Last weekend I watched Betty Blue for the first time. A child when it was released, I wasn't able to join the many college students at the time who had a poster of Betty taped to their dorm wall. Of course, I'm female, so that's probably another reason for me not to be part of the club. But last week, whilst holed up at my sister's Long Island beach house, I discovered this infamous little movie for myself.
I loved it. In the first five minutes, there was hard-core nudity, sex, dialogue about food, bad driving...most definitely a French film. Betty, we discover early on, is a bit of a nutter and prone to losing her temper often, culminating in her burning down her boyfriend's wooden home on the beach. So the girl plays hard to get and is constantly giving her long-suffering boyfriend hell - no surprises there. But it becomes apparent that Betty's schizo-tendencies are not just down to the fact she's a French woman. Rather, there is something darker afoot, and we follow along with Zorg as he struggles to hold onto the woman who's become his obsession and raison d'etre.

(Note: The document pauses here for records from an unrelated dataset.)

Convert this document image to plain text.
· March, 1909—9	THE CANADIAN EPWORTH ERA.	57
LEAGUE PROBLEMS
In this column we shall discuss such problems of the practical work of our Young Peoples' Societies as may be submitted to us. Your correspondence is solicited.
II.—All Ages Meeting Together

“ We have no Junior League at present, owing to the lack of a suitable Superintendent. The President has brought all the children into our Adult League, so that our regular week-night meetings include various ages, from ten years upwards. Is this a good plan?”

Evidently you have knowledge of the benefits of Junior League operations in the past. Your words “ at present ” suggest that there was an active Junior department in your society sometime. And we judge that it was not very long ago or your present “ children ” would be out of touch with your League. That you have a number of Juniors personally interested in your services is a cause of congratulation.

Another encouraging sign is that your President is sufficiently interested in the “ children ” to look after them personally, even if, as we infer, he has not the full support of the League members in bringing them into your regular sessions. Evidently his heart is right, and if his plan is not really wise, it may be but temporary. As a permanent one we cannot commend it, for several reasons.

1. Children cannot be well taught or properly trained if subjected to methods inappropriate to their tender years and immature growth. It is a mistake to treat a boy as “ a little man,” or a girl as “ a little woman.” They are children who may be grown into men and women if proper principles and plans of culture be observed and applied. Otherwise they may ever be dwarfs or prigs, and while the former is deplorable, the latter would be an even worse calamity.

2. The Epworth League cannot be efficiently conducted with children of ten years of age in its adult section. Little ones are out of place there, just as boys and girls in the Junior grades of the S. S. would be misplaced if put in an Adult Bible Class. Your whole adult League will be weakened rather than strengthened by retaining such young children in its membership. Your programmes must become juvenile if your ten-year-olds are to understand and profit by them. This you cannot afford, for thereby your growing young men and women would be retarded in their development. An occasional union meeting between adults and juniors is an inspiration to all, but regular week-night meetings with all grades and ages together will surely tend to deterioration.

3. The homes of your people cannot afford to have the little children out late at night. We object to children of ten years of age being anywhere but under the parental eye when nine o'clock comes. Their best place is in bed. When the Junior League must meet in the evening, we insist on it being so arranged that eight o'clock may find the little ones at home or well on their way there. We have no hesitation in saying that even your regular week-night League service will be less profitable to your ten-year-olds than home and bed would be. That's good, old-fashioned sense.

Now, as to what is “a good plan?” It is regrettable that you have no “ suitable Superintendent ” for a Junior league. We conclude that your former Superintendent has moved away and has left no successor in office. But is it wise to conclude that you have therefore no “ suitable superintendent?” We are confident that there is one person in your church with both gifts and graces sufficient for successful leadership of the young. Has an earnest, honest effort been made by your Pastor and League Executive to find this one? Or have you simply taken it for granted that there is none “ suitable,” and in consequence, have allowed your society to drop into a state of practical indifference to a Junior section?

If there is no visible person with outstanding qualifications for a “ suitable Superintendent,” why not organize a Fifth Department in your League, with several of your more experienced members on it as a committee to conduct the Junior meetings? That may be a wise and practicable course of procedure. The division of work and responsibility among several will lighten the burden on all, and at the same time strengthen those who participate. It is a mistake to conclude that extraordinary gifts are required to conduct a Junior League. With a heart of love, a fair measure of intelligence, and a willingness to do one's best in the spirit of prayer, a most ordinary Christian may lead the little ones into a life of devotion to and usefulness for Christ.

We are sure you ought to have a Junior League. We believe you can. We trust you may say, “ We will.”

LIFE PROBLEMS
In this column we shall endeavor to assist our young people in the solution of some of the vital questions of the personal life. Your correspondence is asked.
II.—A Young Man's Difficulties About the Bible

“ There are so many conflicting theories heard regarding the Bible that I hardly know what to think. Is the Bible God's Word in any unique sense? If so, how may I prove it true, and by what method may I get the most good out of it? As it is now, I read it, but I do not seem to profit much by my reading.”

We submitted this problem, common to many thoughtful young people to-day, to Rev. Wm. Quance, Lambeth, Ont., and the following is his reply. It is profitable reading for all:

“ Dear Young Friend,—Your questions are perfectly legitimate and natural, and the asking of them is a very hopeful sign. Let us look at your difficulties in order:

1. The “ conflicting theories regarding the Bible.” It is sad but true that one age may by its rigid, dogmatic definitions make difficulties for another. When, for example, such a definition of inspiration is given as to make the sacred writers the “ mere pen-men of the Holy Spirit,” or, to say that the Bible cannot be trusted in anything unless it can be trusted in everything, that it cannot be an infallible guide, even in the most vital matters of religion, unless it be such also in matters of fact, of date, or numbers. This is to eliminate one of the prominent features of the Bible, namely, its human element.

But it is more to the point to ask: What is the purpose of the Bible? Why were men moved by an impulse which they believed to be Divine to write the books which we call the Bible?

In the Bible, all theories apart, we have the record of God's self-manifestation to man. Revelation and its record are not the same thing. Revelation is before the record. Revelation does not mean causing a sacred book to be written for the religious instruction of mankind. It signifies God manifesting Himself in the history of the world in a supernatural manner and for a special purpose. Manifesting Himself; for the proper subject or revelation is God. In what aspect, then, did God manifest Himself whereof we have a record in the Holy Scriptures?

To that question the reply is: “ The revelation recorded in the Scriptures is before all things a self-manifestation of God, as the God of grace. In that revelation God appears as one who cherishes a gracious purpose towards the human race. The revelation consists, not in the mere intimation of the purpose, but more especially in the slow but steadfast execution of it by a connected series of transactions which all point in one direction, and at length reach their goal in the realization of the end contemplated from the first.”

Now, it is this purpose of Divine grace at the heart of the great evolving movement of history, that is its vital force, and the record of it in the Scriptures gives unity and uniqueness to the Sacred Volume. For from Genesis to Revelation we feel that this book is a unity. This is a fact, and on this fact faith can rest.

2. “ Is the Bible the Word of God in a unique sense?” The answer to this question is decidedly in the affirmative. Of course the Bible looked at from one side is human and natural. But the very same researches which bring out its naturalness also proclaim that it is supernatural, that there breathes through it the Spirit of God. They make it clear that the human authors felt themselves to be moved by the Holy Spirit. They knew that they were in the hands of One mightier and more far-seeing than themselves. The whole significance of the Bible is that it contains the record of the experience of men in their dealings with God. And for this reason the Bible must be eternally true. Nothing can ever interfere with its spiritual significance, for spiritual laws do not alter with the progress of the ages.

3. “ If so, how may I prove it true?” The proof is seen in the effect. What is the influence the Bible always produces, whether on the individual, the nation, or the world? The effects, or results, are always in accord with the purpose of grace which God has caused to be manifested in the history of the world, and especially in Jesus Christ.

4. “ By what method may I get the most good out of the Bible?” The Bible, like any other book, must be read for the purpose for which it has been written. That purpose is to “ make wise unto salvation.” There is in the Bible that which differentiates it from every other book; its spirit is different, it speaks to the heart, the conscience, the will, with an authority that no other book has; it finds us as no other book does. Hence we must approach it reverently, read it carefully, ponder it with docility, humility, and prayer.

I watched the director's cut which came in at a hefty three hours, but it certainly was an interesting ride. Betty is not to be understood - she's complicated, like every modern woman, but there's something stranger that threatens to be unleashed every now and again. Zorg knows it's useless to try to change her, but you can sense his growing dread as she goes from stabbing an unhappy customer with a fork, through to knifing the cheek of a publisher who "had the cheek" to turn down Zorg's work.
It's a little zany, with a clever script and a great sense of how it feels to be a confused youngster in 1980s France; desperate to seize the day whilst knowing that tomorrow might never come.